La nouveauté majeure de 2025 est l’activation du Fonds de Transition Juste (FTJ), qui permettra de financer des opérations supplémentaires dans les territoires les plus carbonés, dans le Nord et le Pas-de-Calais. Ce levier complémentaire ouvre de nouvelles perspectives pour accompagner des projets à fort impact environnemental et social.

De l’Europe au territoire : un cadre renouvelé pour le logement abordable et l’adaptation du parc

Les évolutions récentes des politiques européennes témoignent d’une reconnaissance croissante du logement comme enjeu de cohésion, de transition écologique et de justice sociale. Le Plan européen pour le logement abordable, les mécanismes de financement renforcés (InvestEU, BEI, Fonds social climat) et la révision des directives sur la performance énergétique placent désormais le logement social au cœur des stratégies communautaires.

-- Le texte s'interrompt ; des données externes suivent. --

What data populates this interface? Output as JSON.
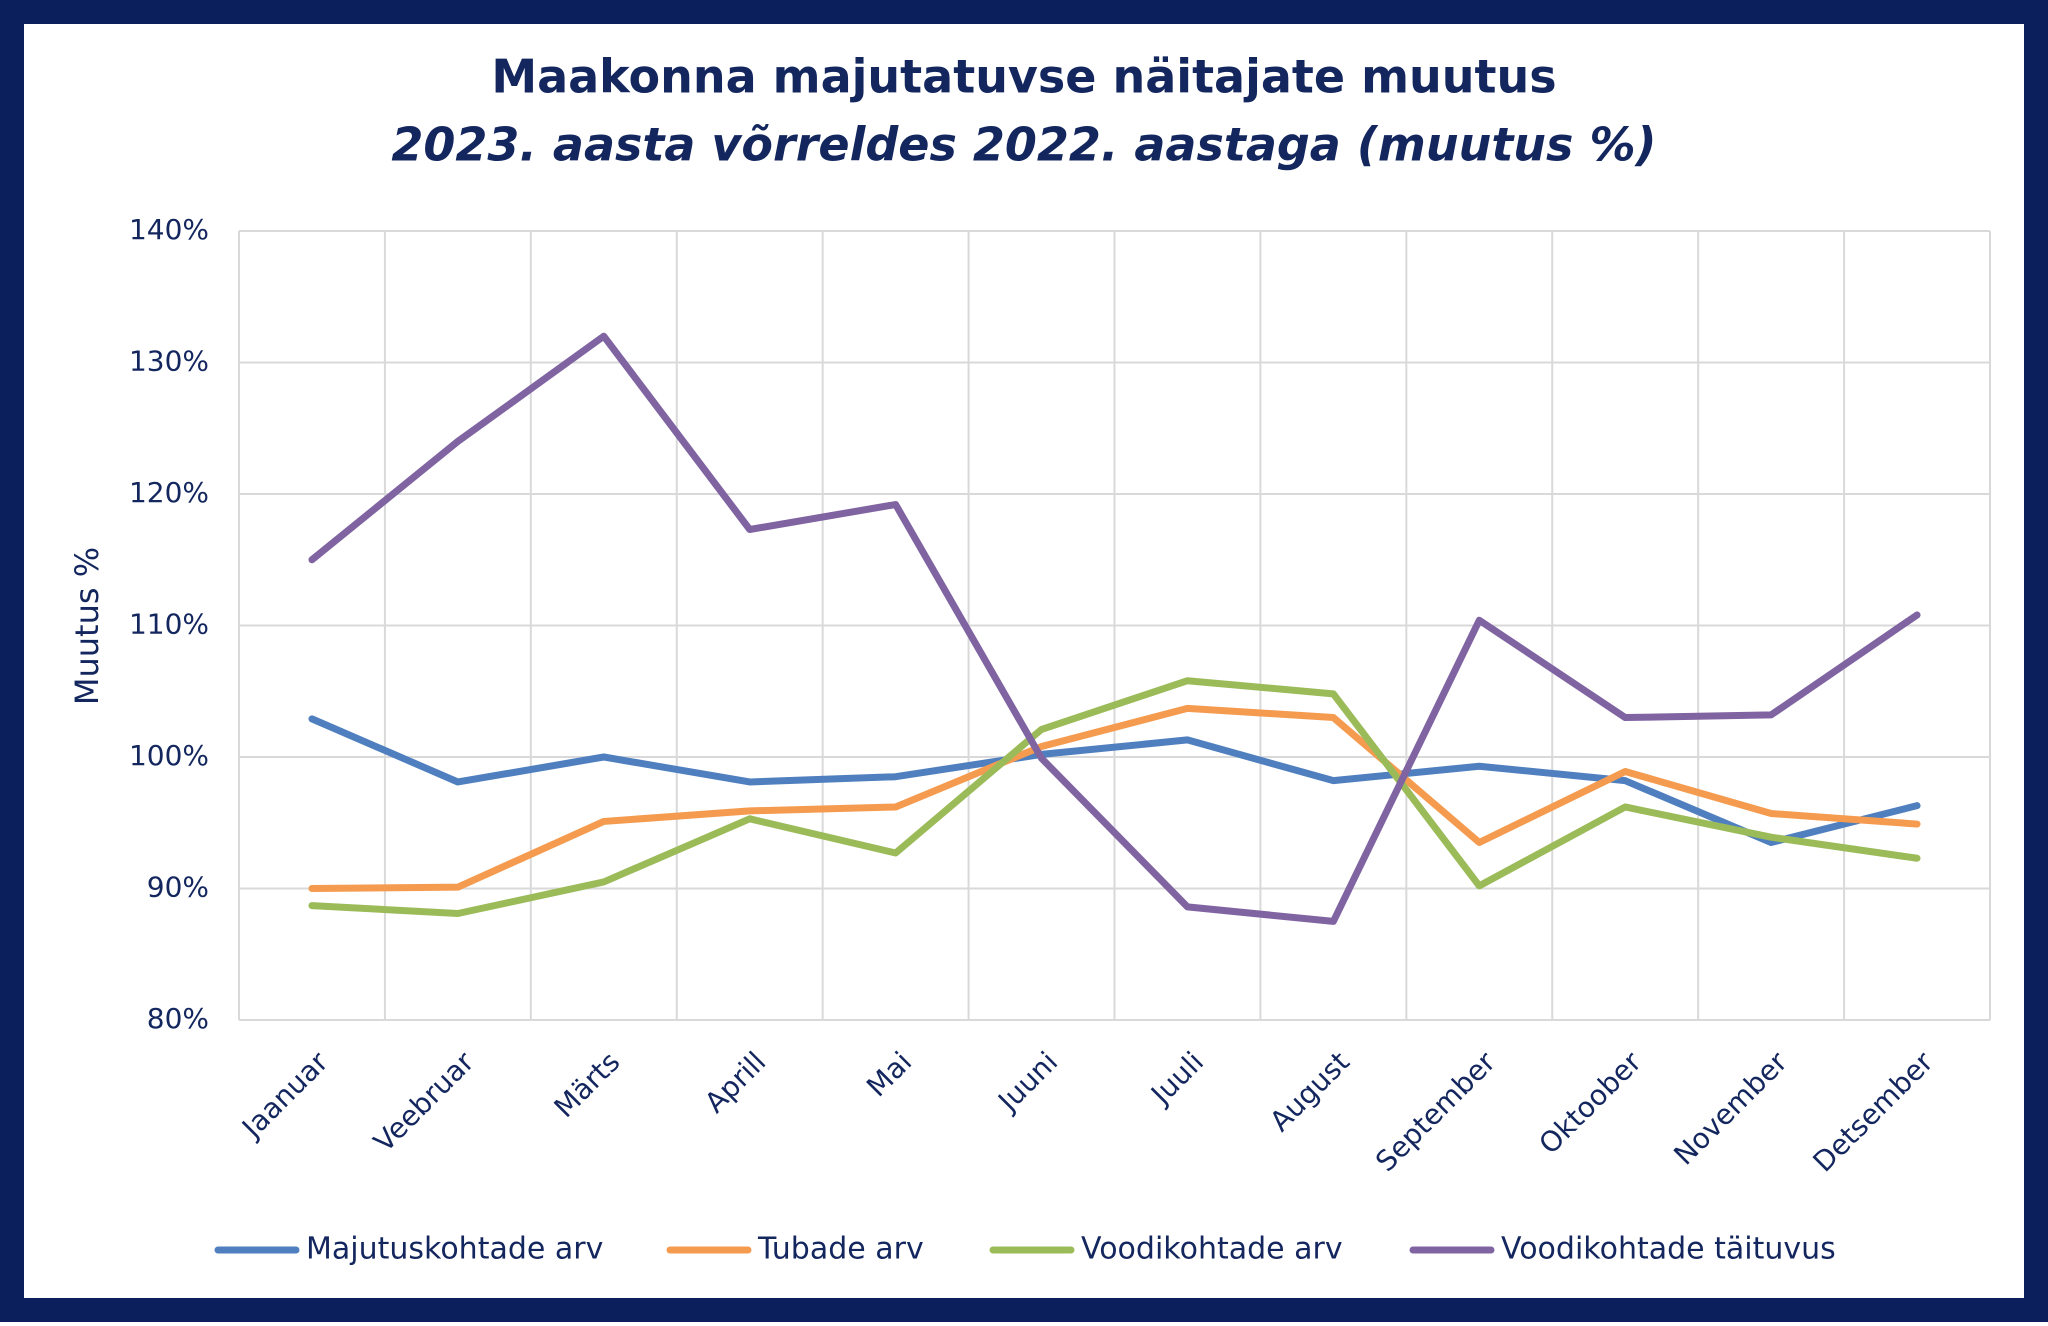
{
  "chart_data": {
    "type": "line",
    "title": "Maakonna majutatuvse näitajate muutus",
    "subtitle": "2023. aasta võrreldes 2022. aastaga (muutus %)",
    "y_label": "Muutus %",
    "categories": [
      "Jaanuar",
      "Veebruar",
      "Märts",
      "Aprill",
      "Mai",
      "Juuni",
      "Juuli",
      "August",
      "September",
      "Oktoober",
      "November",
      "Detsember"
    ],
    "series": [
      {
        "name": "Majutuskohtade arv",
        "color": "#4f7fbe",
        "values": [
          102.9,
          98.1,
          100,
          98.1,
          98.5,
          100.2,
          101.3,
          98.2,
          99.3,
          98.2,
          93.5,
          96.3
        ]
      },
      {
        "name": "Tubade arv",
        "color": "#f59b4f",
        "values": [
          90,
          90.1,
          95.1,
          95.9,
          96.2,
          100.8,
          103.7,
          103,
          93.5,
          98.9,
          95.7,
          94.9
        ]
      },
      {
        "name": "Voodikohtade arv",
        "color": "#9bbb59",
        "values": [
          88.7,
          88.1,
          90.5,
          95.3,
          92.7,
          102.1,
          105.8,
          104.8,
          90.2,
          96.2,
          93.9,
          92.3
        ]
      },
      {
        "name": "Voodikohtade täituvus",
        "color": "#8064a2",
        "values": [
          115,
          124,
          132,
          117.3,
          119.2,
          99.9,
          88.6,
          87.5,
          110.4,
          103,
          103.2,
          110.8
        ]
      }
    ],
    "ylim": [
      80,
      140
    ],
    "yticks": [
      {
        "value": 80,
        "label": "80%"
      },
      {
        "value": 90,
        "label": "90%"
      },
      {
        "value": 100,
        "label": "100%"
      },
      {
        "value": 110,
        "label": "110%"
      },
      {
        "value": 120,
        "label": "120%"
      },
      {
        "value": 130,
        "label": "130%"
      },
      {
        "value": 140,
        "label": "140%"
      }
    ],
    "grid": true,
    "legend": "bottom"
  }
}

Cette dynamique européenne se décline progressivement au niveau régional. Les discussions en cours entre l’URH et la Région visent à inscrire les besoins du territoire dans ce nouveau cadre : accélérer la rénovation énergétique, mieux intégrer les enjeux d’adaptation climatique (confort d’été, ventilation, gestion de l’eau) et explorer les conditions d’un soutien européen à la production neuve abordable et durable, notamment dans les secteurs où la tension immobilière et la vulnérabilité sociale sont les plus fortes.

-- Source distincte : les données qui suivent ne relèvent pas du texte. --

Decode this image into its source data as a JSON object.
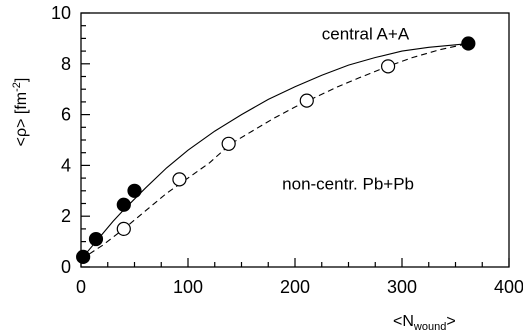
{
  "chart_data": {
    "type": "scatter",
    "title": "",
    "xlabel_main": "<N",
    "xlabel_sub": "wound",
    "xlabel_end": ">",
    "ylabel_main": "<ρ> [fm",
    "ylabel_sup": "-2",
    "ylabel_end": "]",
    "xlim": [
      0,
      400
    ],
    "ylim": [
      0,
      10
    ],
    "x_ticks": [
      0,
      100,
      200,
      300,
      400
    ],
    "y_ticks": [
      0,
      2,
      4,
      6,
      8,
      10
    ],
    "grid": false,
    "annotations": [
      {
        "text": "central A+A",
        "x": 225,
        "y": 8.95
      },
      {
        "text": "non-centr. Pb+Pb",
        "x": 188,
        "y": 3.05
      }
    ],
    "series": [
      {
        "marker": "filled-circle",
        "points": [
          {
            "x": 2,
            "y": 0.4
          },
          {
            "x": 14,
            "y": 1.1
          },
          {
            "x": 40,
            "y": 2.45
          },
          {
            "x": 50,
            "y": 3.0
          },
          {
            "x": 362,
            "y": 8.8
          }
        ]
      },
      {
        "marker": "open-circle",
        "points": [
          {
            "x": 40,
            "y": 1.5
          },
          {
            "x": 92,
            "y": 3.45
          },
          {
            "x": 138,
            "y": 4.85
          },
          {
            "x": 211,
            "y": 6.55
          },
          {
            "x": 287,
            "y": 7.9
          }
        ]
      }
    ],
    "curves": [
      {
        "style": "solid",
        "points": [
          [
            0,
            0.3
          ],
          [
            10,
            0.8
          ],
          [
            20,
            1.3
          ],
          [
            30,
            1.8
          ],
          [
            40,
            2.25
          ],
          [
            60,
            3.1
          ],
          [
            80,
            3.9
          ],
          [
            100,
            4.6
          ],
          [
            125,
            5.35
          ],
          [
            150,
            6.0
          ],
          [
            175,
            6.6
          ],
          [
            200,
            7.1
          ],
          [
            225,
            7.55
          ],
          [
            250,
            7.95
          ],
          [
            275,
            8.25
          ],
          [
            300,
            8.5
          ],
          [
            325,
            8.65
          ],
          [
            350,
            8.75
          ],
          [
            362,
            8.8
          ]
        ]
      },
      {
        "style": "dashed",
        "points": [
          [
            0,
            0.3
          ],
          [
            20,
            0.85
          ],
          [
            40,
            1.5
          ],
          [
            60,
            2.2
          ],
          [
            80,
            2.9
          ],
          [
            100,
            3.5
          ],
          [
            120,
            4.1
          ],
          [
            140,
            4.85
          ],
          [
            160,
            5.35
          ],
          [
            180,
            5.85
          ],
          [
            200,
            6.3
          ],
          [
            220,
            6.7
          ],
          [
            240,
            7.1
          ],
          [
            260,
            7.45
          ],
          [
            287,
            7.9
          ],
          [
            310,
            8.25
          ],
          [
            335,
            8.55
          ],
          [
            362,
            8.8
          ]
        ]
      }
    ]
  }
}
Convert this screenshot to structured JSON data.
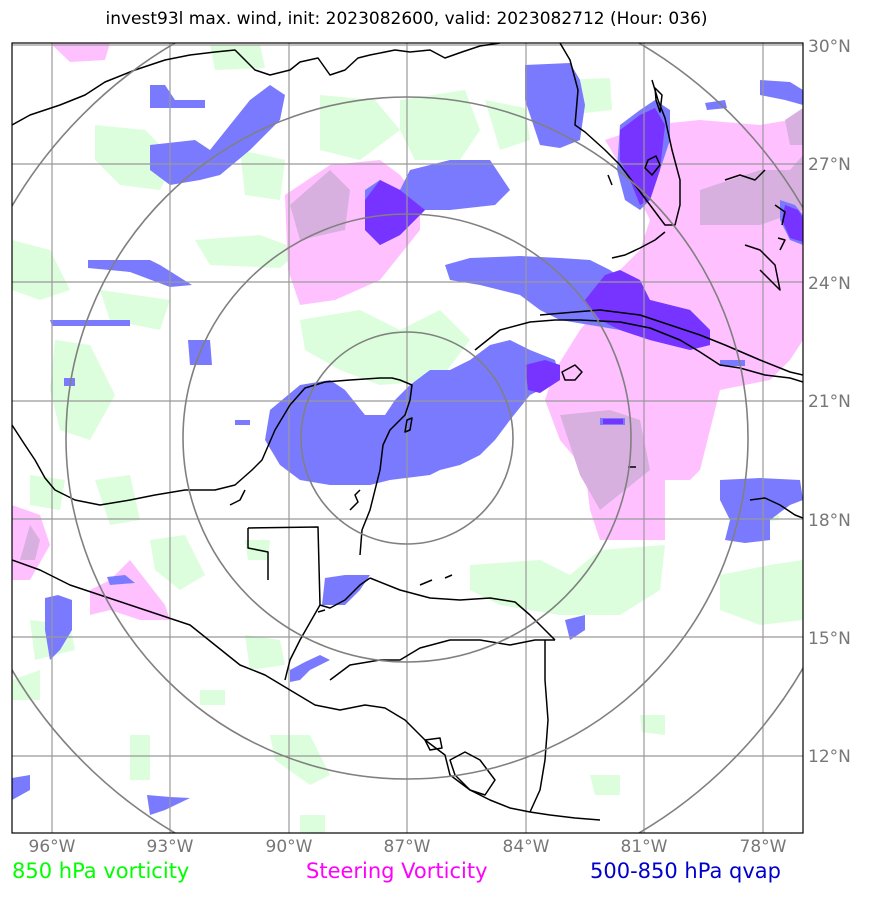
{
  "title": "invest93l max. wind, init: 2023082600, valid: 2023082712 (Hour: 036)",
  "legend": {
    "vorticity_850": "850 hPa vorticity",
    "steering_vorticity": "Steering Vorticity",
    "qvap": "500-850 hPa qvap"
  },
  "colors": {
    "vorticity_850": "#00ff00",
    "steering_vorticity": "#ff00ff",
    "qvap": "#0000cc",
    "green_fill": "#dcfedc",
    "pink_fill": "#ffc0ff",
    "blue_fill": "#7a7aff",
    "purple_fill": "#7733ff",
    "grid": "#999999",
    "range_rings": "#808080"
  },
  "map": {
    "lon_range": [
      -97,
      -77
    ],
    "lat_range": [
      10,
      30
    ],
    "lon_ticks": [
      "96°W",
      "93°W",
      "90°W",
      "87°W",
      "84°W",
      "81°W",
      "78°W"
    ],
    "lat_ticks": [
      "30°N",
      "27°N",
      "24°N",
      "21°N",
      "18°N",
      "15°N",
      "12°N"
    ],
    "center": {
      "lon": -87,
      "lat": 20.3
    },
    "range_rings": 4
  }
}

Les reliquats de la programmation 2021-2027, ainsi que les premières orientations du futur cadre européen, ouvrent d’ailleurs la porte à des expérimentations : élargissement à certains publics spécifiques, appui à des opérations neuves exemplaires et meilleure articulation entre rénovation, renouvellement urbain et transition écologique.

Des fonds essentiels pour soutenir les stratégies patrimoniales et protéger les locataires

Les fonds européens constituent aujourd’hui un pilier incontournable des stratégies patrimoniales des bailleurs sociaux en Hauts-de-France. Dans un contexte de tension financière, d’augmentation des coûts et de raréfaction des aides nationales, ils permettent d’engager des opérations structurantes, d’améliorer le confort et la santé des habitants, et de réduire durablement les charges.

Au-delà de leur apport financier, ces fonds favorisent la montée en qualité des projets, l’intégration des enjeux d’adaptation au changement climatique et l’expérimentation de nouvelles approches pour la production de logements abordables.

À l’horizon 2026 s’ouvriront les négociations de la prochaine période de programmation européenne (2028-2034). L’URH continuera d’y porter la voix des bailleurs des Hauts-de-France, afin que les spécificités du territoire (parc ancien, forte présence de maisons individuelles, vulnérabilités sociales, enjeux carbone…) soient pleinement prises en compte.


Plus que jamais, l’Europe doit rester un partenaire stratégique pour garantir un logement abordable, durable et protecteur pour tous les habitants de la région.